И, изящно поднявшись со своего стула, покинула кабинет Сан Борисыча, пройдя мимо Мозолевского, пожиравшего ее яростным взглядом, как мимо пустого места.
Однако сказать, что Мозолевский после этого раскололся целиком и полностью, было нельзя: тяжелейшие допросы Турецкий с Померанцевым по одному или вдвоем проводили буквально по каждому из эпизодов дела, по каждой детали. Присутствующему же при этом Александру Юрьевичу Клименко, представителю ФСБ, которого в первую очередь интересовало все связанное с якобы разгромленной организацией, которой принадлежал Мозолевский, тот не ответил вообще ни на один вопрос. Турецкому в конце концов сделалось почти жаль Клименко, у представителя грозной структуры на вторую неделю под глазами появились темные круги и наверняка — неприятности с начальством…
Шла третья неделя активного следствия. Василий Шмелев продолжал молчать. Не действовало на него вообще ничего — включая очную ставку с женой… С абсолютным равнодушием отнесся он и к просмотру видеокассеты. И к зачитанным показаниям некоторых из свидетелей, проходящих по делу о «Щите»: в частности, показаниям старика Маслюкова, опознавшего во время очередного следственного мероприятия Романа Мозолевского как человека, стрелявшего в депутата Госдумы Юрия Александровича Корсакова…
— Очень тебя прошу, давай попробуем. — Александр Борисович редко позволял себе подобные действительно просительные интонации в разговорах с кем бы то ни было, и Денис, наконец, сдался. — Пойми, если он начнет наконец сотрудничать с нами, — хоть какое-то смягчающее обстоятельство… А там, глядишь, еще парочка наберется…
— Ладно, дядь Сань, я попробую, — вздохнул Грязнов-младший. — Хотя насчет «смягчающих обстоятельств» ты, конечно, загнул… Одной сто пятой часть вторая со всеми ее пунктами — и то на двадцатник как минимум, тянет. А у него статей — как грибов после дождя, и все неслабые… Но я попробую…

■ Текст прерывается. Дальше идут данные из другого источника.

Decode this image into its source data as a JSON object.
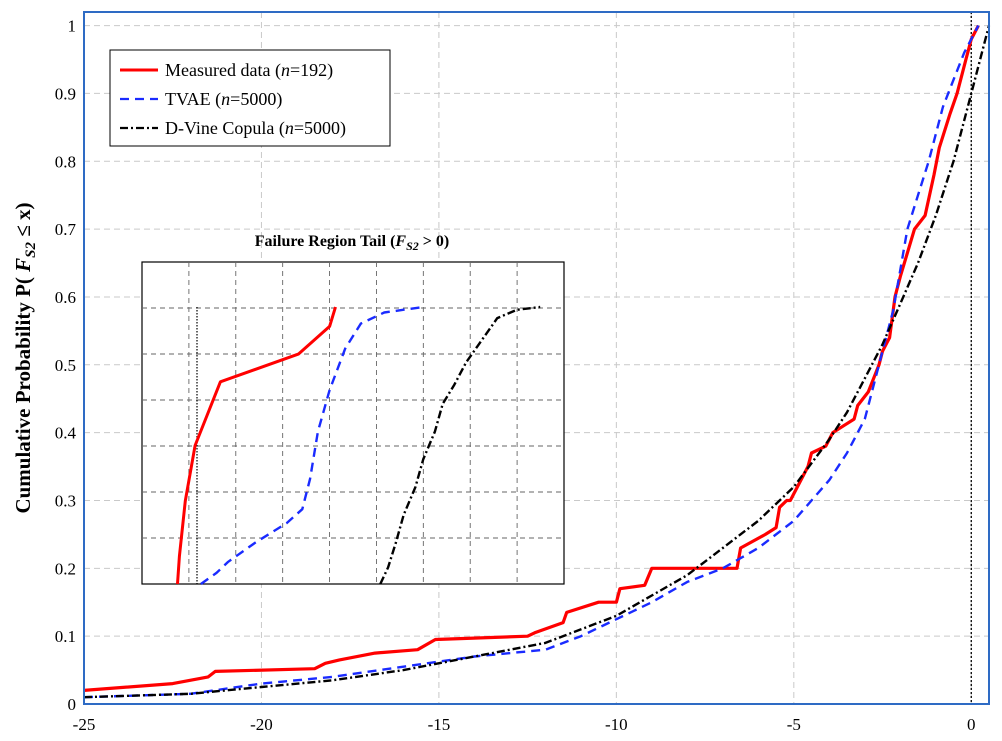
{
  "chart_data": [
    {
      "type": "line",
      "ylabel_prefix": "Cumulative Probability P( ",
      "ylabel_var": "F",
      "ylabel_sub": "S2",
      "ylabel_suffix": " ≤ x)",
      "xlim": [
        -25,
        0.5
      ],
      "ylim": [
        0,
        1.02
      ],
      "xticks": [
        -25,
        -20,
        -15,
        -10,
        -5,
        0
      ],
      "yticks": [
        0,
        0.1,
        0.2,
        0.3,
        0.4,
        0.5,
        0.6,
        0.7,
        0.8,
        0.9,
        1
      ],
      "grid": true,
      "legend_position": "top-left",
      "threshold_x": 0,
      "legend": {
        "measured": {
          "label": "Measured data (",
          "n": "n",
          "rest": "=192)"
        },
        "tvae": {
          "label": "TVAE (",
          "n": "n",
          "rest": "=5000)"
        },
        "copula": {
          "label": "D-Vine Copula (",
          "n": "n",
          "rest": "=5000)"
        }
      },
      "series": [
        {
          "name": "Measured data (n=192)",
          "color": "#ff0000",
          "style": "solid",
          "x": [
            -25,
            -22.5,
            -21.5,
            -21.3,
            -18.5,
            -18.2,
            -17.8,
            -16.8,
            -15.6,
            -15.1,
            -12.5,
            -12.3,
            -11.5,
            -11.4,
            -10.5,
            -10.0,
            -9.9,
            -9.2,
            -9.0,
            -8.0,
            -7.5,
            -6.6,
            -6.5,
            -5.8,
            -5.5,
            -5.4,
            -5.2,
            -5.1,
            -4.8,
            -4.6,
            -4.5,
            -4.1,
            -3.9,
            -3.6,
            -3.3,
            -3.2,
            -2.9,
            -2.6,
            -2.5,
            -2.3,
            -2.15,
            -2.0,
            -1.6,
            -1.3,
            -1.05,
            -0.9,
            -0.6,
            -0.4,
            -0.15,
            0.0,
            0.2
          ],
          "y": [
            0.02,
            0.03,
            0.04,
            0.048,
            0.052,
            0.06,
            0.065,
            0.075,
            0.08,
            0.095,
            0.1,
            0.105,
            0.12,
            0.135,
            0.15,
            0.15,
            0.17,
            0.175,
            0.2,
            0.2,
            0.2,
            0.2,
            0.23,
            0.25,
            0.26,
            0.29,
            0.3,
            0.3,
            0.33,
            0.35,
            0.37,
            0.38,
            0.4,
            0.41,
            0.42,
            0.44,
            0.46,
            0.5,
            0.52,
            0.54,
            0.6,
            0.63,
            0.7,
            0.72,
            0.78,
            0.82,
            0.87,
            0.9,
            0.95,
            0.98,
            1.0
          ]
        },
        {
          "name": "TVAE (n=5000)",
          "color": "#1a2bff",
          "style": "dashed",
          "x": [
            -25,
            -22,
            -20,
            -18,
            -16,
            -14,
            -12,
            -11,
            -10,
            -9,
            -8,
            -7,
            -6,
            -5,
            -4.5,
            -4,
            -3.5,
            -3,
            -2.8,
            -2.5,
            -2.2,
            -2.0,
            -1.8,
            -1.5,
            -1.2,
            -1.0,
            -0.8,
            -0.5,
            -0.2,
            0.0,
            0.2
          ],
          "y": [
            0.01,
            0.015,
            0.03,
            0.04,
            0.055,
            0.07,
            0.08,
            0.1,
            0.125,
            0.15,
            0.18,
            0.2,
            0.23,
            0.27,
            0.3,
            0.33,
            0.37,
            0.42,
            0.46,
            0.52,
            0.58,
            0.64,
            0.7,
            0.75,
            0.8,
            0.84,
            0.88,
            0.92,
            0.96,
            0.98,
            1.0
          ]
        },
        {
          "name": "D-Vine Copula (n=5000)",
          "color": "#000000",
          "style": "dashdot",
          "x": [
            -25,
            -22,
            -20,
            -18,
            -16,
            -14,
            -12,
            -10,
            -9,
            -8,
            -7,
            -6,
            -5,
            -4,
            -3.5,
            -3,
            -2.5,
            -2,
            -1.5,
            -1.0,
            -0.5,
            0.0,
            0.3,
            0.5
          ],
          "y": [
            0.01,
            0.015,
            0.025,
            0.035,
            0.05,
            0.07,
            0.09,
            0.13,
            0.16,
            0.19,
            0.23,
            0.27,
            0.32,
            0.39,
            0.43,
            0.48,
            0.53,
            0.59,
            0.65,
            0.72,
            0.8,
            0.9,
            0.96,
            1.0
          ]
        }
      ]
    },
    {
      "type": "line",
      "title_prefix": "Failure Region Tail (",
      "title_var": "F",
      "title_sub": "S2",
      "title_suffix": " > 0)",
      "xlim": [
        0,
        1
      ],
      "ylim": [
        0,
        1
      ],
      "grid": true,
      "threshold_x": 0.1,
      "series": [
        {
          "name": "Measured data (n=192)",
          "color": "#ff0000",
          "style": "solid",
          "x": [
            0.05,
            0.055,
            0.07,
            0.095,
            0.16,
            0.36,
            0.44,
            0.455
          ],
          "y": [
            0.0,
            0.1,
            0.3,
            0.5,
            0.73,
            0.83,
            0.93,
            1.0
          ]
        },
        {
          "name": "TVAE (n=5000)",
          "color": "#1a2bff",
          "style": "dashed",
          "x": [
            0.11,
            0.15,
            0.18,
            0.25,
            0.33,
            0.37,
            0.39,
            0.41,
            0.44,
            0.48,
            0.52,
            0.58,
            0.68
          ],
          "y": [
            0.0,
            0.04,
            0.08,
            0.15,
            0.22,
            0.27,
            0.38,
            0.55,
            0.7,
            0.85,
            0.94,
            0.98,
            1.0
          ]
        },
        {
          "name": "D-Vine Copula (n=5000)",
          "color": "#000000",
          "style": "dashdot",
          "x": [
            0.57,
            0.59,
            0.61,
            0.63,
            0.66,
            0.68,
            0.71,
            0.73,
            0.76,
            0.79,
            0.82,
            0.85,
            0.87,
            0.92,
            0.98
          ],
          "y": [
            0.0,
            0.06,
            0.15,
            0.25,
            0.35,
            0.45,
            0.55,
            0.65,
            0.72,
            0.8,
            0.86,
            0.92,
            0.96,
            0.99,
            1.0
          ]
        }
      ]
    }
  ]
}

Турецкий облегченно вздохнул и вызвал охрану. А Денис только головой покачал: оказывается, Сан Борисыч не сомневался в его согласии, коли подследственный Василий Шмелев находится в данный момент не в предвариловке, а в управлении…

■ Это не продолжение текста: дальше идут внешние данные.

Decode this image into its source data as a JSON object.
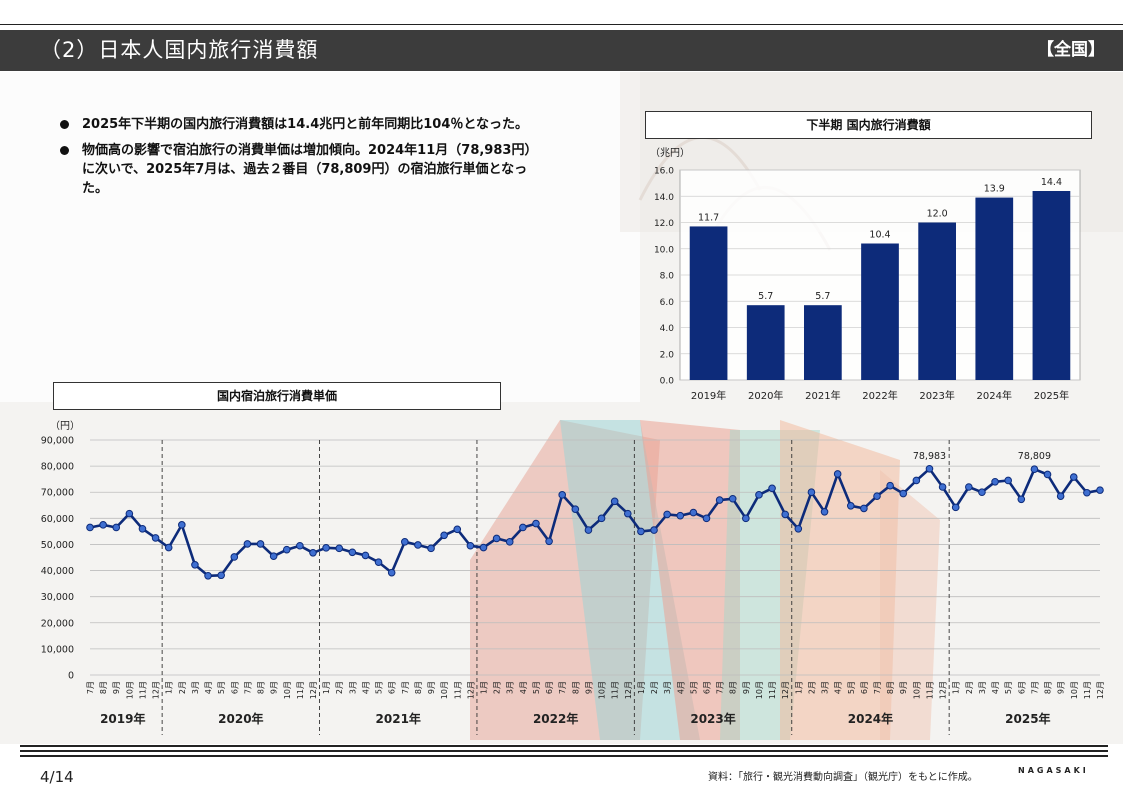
{
  "header": {
    "title": "（2）日本人国内旅行消費額",
    "region": "【全国】"
  },
  "bullets": [
    "2025年下半期の国内旅行消費額は14.4兆円と前年同期比104％となった。",
    "物価高の影響で宿泊旅行の消費単価は増加傾向。2024年11月（78,983円）に次いで、2025年7月は、過去２番目（78,809円）の宿泊旅行単価となった。"
  ],
  "bar_chart_title": "下半期 国内旅行消費額",
  "line_chart_title": "国内宿泊旅行消費単価",
  "footer": {
    "page": "4/14",
    "source": "資料：「旅行・観光消費動向調査」（観光庁）をもとに作成。",
    "brand": "NAGASAKI"
  },
  "colors": {
    "bar": "#0d2b7a",
    "line": "#0d2b7a",
    "marker": "#3f6fd1",
    "header": "#3c3c3c"
  },
  "chart_data": [
    {
      "type": "bar",
      "title": "下半期 国内旅行消費額",
      "ylabel": "（兆円）",
      "categories": [
        "2019年",
        "2020年",
        "2021年",
        "2022年",
        "2023年",
        "2024年",
        "2025年"
      ],
      "values": [
        11.7,
        5.7,
        5.7,
        10.4,
        12.0,
        13.9,
        14.4
      ],
      "data_labels": [
        "11.7",
        "5.7",
        "5.7",
        "10.4",
        "12.0",
        "13.9",
        "14.4"
      ],
      "ylim": [
        0,
        16
      ],
      "yticks": [
        "0.0",
        "2.0",
        "4.0",
        "6.0",
        "8.0",
        "10.0",
        "12.0",
        "14.0",
        "16.0"
      ],
      "grid": true
    },
    {
      "type": "line",
      "title": "国内宿泊旅行消費単価",
      "ylabel": "（円）",
      "ylim": [
        0,
        90000
      ],
      "yticks": [
        "0",
        "10,000",
        "20,000",
        "30,000",
        "40,000",
        "50,000",
        "60,000",
        "70,000",
        "80,000",
        "90,000"
      ],
      "grid": true,
      "years": [
        {
          "label": "2019年",
          "months": 6
        },
        {
          "label": "2020年",
          "months": 12
        },
        {
          "label": "2021年",
          "months": 12
        },
        {
          "label": "2022年",
          "months": 12
        },
        {
          "label": "2023年",
          "months": 12
        },
        {
          "label": "2024年",
          "months": 12
        },
        {
          "label": "2025年",
          "months": 12
        }
      ],
      "month_labels": [
        "7月",
        "8月",
        "9月",
        "10月",
        "11月",
        "12月",
        "1月",
        "2月",
        "3月",
        "4月",
        "5月",
        "6月",
        "7月",
        "8月",
        "9月",
        "10月",
        "11月",
        "12月",
        "1月",
        "2月",
        "3月",
        "4月",
        "5月",
        "6月",
        "7月",
        "8月",
        "9月",
        "10月",
        "11月",
        "12月",
        "1月",
        "2月",
        "3月",
        "4月",
        "5月",
        "6月",
        "7月",
        "8月",
        "9月",
        "10月",
        "11月",
        "12月",
        "1月",
        "2月",
        "3月",
        "4月",
        "5月",
        "6月",
        "7月",
        "8月",
        "9月",
        "10月",
        "11月",
        "12月",
        "1月",
        "2月",
        "3月",
        "4月",
        "5月",
        "6月",
        "7月",
        "8月",
        "9月",
        "10月",
        "11月",
        "12月",
        "1月",
        "2月",
        "3月",
        "4月",
        "5月",
        "6月",
        "7月",
        "8月",
        "9月",
        "10月",
        "11月",
        "12月"
      ],
      "values": [
        56500,
        57500,
        56500,
        61800,
        56000,
        52500,
        48800,
        57500,
        42200,
        38000,
        38200,
        45200,
        50200,
        50200,
        45500,
        48000,
        49500,
        46800,
        48700,
        48500,
        47000,
        45800,
        43200,
        39200,
        51000,
        49800,
        48500,
        53500,
        55800,
        49500,
        48800,
        52300,
        51000,
        56500,
        58000,
        51200,
        69000,
        63500,
        55500,
        60000,
        66500,
        61800,
        55000,
        55500,
        61500,
        61000,
        62200,
        60000,
        67000,
        67500,
        60000,
        69000,
        71500,
        61500,
        56000,
        70000,
        62500,
        77000,
        64800,
        63800,
        68500,
        72500,
        69500,
        74500,
        78983,
        72000,
        64200,
        72000,
        70000,
        74000,
        74500,
        67300,
        78809,
        76800,
        68500,
        75800,
        69800,
        70800
      ],
      "annotations": [
        {
          "index": 64,
          "label": "78,983"
        },
        {
          "index": 72,
          "label": "78,809"
        }
      ]
    }
  ]
}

Шмеля и впрямь ввели в кабинет буквально минут через пятнадцать после того, как Грязнов-младший сказал свое «да».
Вошел Василий, как обычно глядя в пол, не обращая внимания на присутствующих, с привычным уже выражением безразличия к происходящему. Поэтому и углядел Дениса только после того, как сел на стул. Эти двое оказались лицом к лицу впервые с того момента, как Денис побывал в «Щите». И оба — и Турецкий, и Грязнов-младший — увидели, как что-то дрогнуло в лице Шмеля, как вспыхнула в его глазах искорка изумления. Однако в следующую секунду он вновь опустил голову, привычно уставившись в пол.
Некоторое время в кабинете царила тишина. Потом Денис, сделав над собой усилие, не укрывшееся ни от Александра Борисовича, ни от Шмеля, заговорил — негромко, почти без интонаций. — Привет, Василий… — и продолжил, не обращая внимания на то, что приветствие его осталось без ответа. — Не знаю, о чем думаешь сейчас ты, а лично я вот о чем: никогда не предполагал, что однажды наступит такой вот черный день и мы с тобой окажемся по разные стороны линии фронта…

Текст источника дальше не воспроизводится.